Même si c'est la plus connue des œuvres d'Akseli Gallen-Kallela, le triptyque Aino n'a pas été la première réalisation kalévaléenne de la poursuite de l’impossible.

Dès 1864, Robert Wilhelm Ekman représenta un Väinämöinen sans âge tendu vers une jeune femme mystérieuse et intouchable.

Dans ses campagnes de publicité, le magazine féminin Me Naiset a déjà fait usage de cette imagerie nationale où les aspirations sont cependant détournées afin d'évoquer l'énergie de la femme moderne. De façon similaire, Mauri Kunnas, dans son Kalevala des Chiens a renversé les rôles traditionnels.

Récemment, l’artiste Sirpa Alalääkkölä a repris le thème d'Aino en en conservant la puissance évocatrice du passé romantique national finlandais. Cette réalisation lui a permis de faire son entrée dans le groupe restreint des postmodernistes les plus influents de l'histoire de l'art finlandais.

Dans les années 1990, le Kalevala a inspiré des œuvres du photographe Vertti Teräsvuori qui, dans son exposition pluridisciplinaire Pre Kalevala, a transgressé les limites à l'intérieur desquelles le Kalevala avait jusqu'ici été interprété. Pre Kalevala réunit à la fois photos, matériaux filmés, bijoux, objets, vêtements, etc. C'est une représentation d'un monde dans lequel les mots réussissaient encore à peser sur le quotidien.

En 1997, après un intermède d'une dizaine d'années, certains théâtres ont repris le Kalevala sous un nouvel angle. Par exemple, dans le Kalevala donné par le Théâtre national de Finlande fut créé en particulier un personnage de Väinämöinen où l'héroïsme alla jusqu'à laisser la place à des traits de caractère humoristiques. L'interprétation a cherché à souligner tout ce qui pouvait rapprocher les temps anciens décrits par le Kalevala de la Finlande d'aujourd'hui.

Du côté de la musique finlandaise reprenant les thèmes du Kalevala, il faut citer la destinée tragique du personnage de Kullervo qui, postérieurement à Sibelius, a inspiré de nombreux compositeurs finlandais. La première de l'opéra Kullervo du compositeur Aulis Sallinen fut donnée en 1992 à Los Angeles à l'occasion de la journée commémorative du Kalevala en Finlande. La première finlandaise eut lieu en novembre 1993 à Helsinki, à l'Opéra national de Finlande.

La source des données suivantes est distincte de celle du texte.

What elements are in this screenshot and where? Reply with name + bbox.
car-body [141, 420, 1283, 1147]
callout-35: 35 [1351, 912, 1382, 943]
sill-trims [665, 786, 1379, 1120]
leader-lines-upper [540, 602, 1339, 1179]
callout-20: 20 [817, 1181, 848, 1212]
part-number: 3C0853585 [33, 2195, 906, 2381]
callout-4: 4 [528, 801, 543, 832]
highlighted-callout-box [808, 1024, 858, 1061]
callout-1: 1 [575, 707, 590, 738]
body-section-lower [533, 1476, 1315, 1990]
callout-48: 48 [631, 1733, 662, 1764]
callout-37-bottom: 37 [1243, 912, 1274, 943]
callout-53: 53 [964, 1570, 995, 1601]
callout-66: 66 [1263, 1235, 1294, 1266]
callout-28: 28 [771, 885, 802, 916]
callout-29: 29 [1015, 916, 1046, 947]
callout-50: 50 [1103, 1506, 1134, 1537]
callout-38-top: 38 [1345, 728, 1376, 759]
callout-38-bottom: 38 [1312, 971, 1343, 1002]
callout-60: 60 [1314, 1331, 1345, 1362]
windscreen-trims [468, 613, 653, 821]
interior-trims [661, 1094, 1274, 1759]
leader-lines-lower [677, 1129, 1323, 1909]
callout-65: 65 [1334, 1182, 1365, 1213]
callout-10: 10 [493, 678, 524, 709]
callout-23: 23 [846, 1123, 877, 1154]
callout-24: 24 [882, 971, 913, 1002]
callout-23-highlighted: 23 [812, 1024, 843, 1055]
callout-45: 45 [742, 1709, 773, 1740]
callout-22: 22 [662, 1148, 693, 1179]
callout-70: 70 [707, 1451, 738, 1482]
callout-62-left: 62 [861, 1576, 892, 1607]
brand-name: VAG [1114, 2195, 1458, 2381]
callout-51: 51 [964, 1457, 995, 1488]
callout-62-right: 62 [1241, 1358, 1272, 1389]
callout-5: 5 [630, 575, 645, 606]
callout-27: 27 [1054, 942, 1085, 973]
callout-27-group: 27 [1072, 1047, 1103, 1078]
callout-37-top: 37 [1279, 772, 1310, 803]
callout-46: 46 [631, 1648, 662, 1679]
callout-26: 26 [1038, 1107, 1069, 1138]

Aulis Sallinen a expliqué les raisons pour lesquelles il a justement choisi Kullervo pour sa propre interprétation : « C'est une histoire qui ne vaudrait la peine d'être contée sans un passage qui domine tous les autres : il s'agit du thème de la mère de Kullervo, un air brodé à l'or pur. Dans le personnage de son fils, monstre humain et être à la destinée sans joie, la mère retient le petit garçon aux cheveux rayonnants blonds comme les blés qui a disparu depuis bien longtemps. Alors que j'achève cette œuvre, je demeure exactement de cet avis. Et c'est ainsi que j'ai conçu mon Kullervo. »

Outre Aino et Kullervo, personnages du Kalevala, le Sampo a guidé de nombreux artistes vers les thèmes du Kalevala. C'est probablement dans la musique que le mystère du Sampo a été esquissé de la façon la plus convaincante.

Parmi les compositeurs finlandais contemporains, Einojuhanni Rautavaara a dépeint dans sa Capture du Sampo (1982) l'approche, la capture et la destruction du Sampo pour donner une clef à l'énigme : il faut perdre le Sampo pour mieux le reprendre ensuite. Dans l'œuvre de Rautavaara, les épisodes du Kalevala se détachent de la réalité et les évènements sont présentés comme une sorte de feintise légendaire.

Ainsi le Kalevala et ses épisodes donnent lieu à d'innombrables d'interprétations. C'est indubitablement ce qui procure au Kalevala toute sa dynamique qui, à notre époque encore, ne donne aucun signe de faiblesse.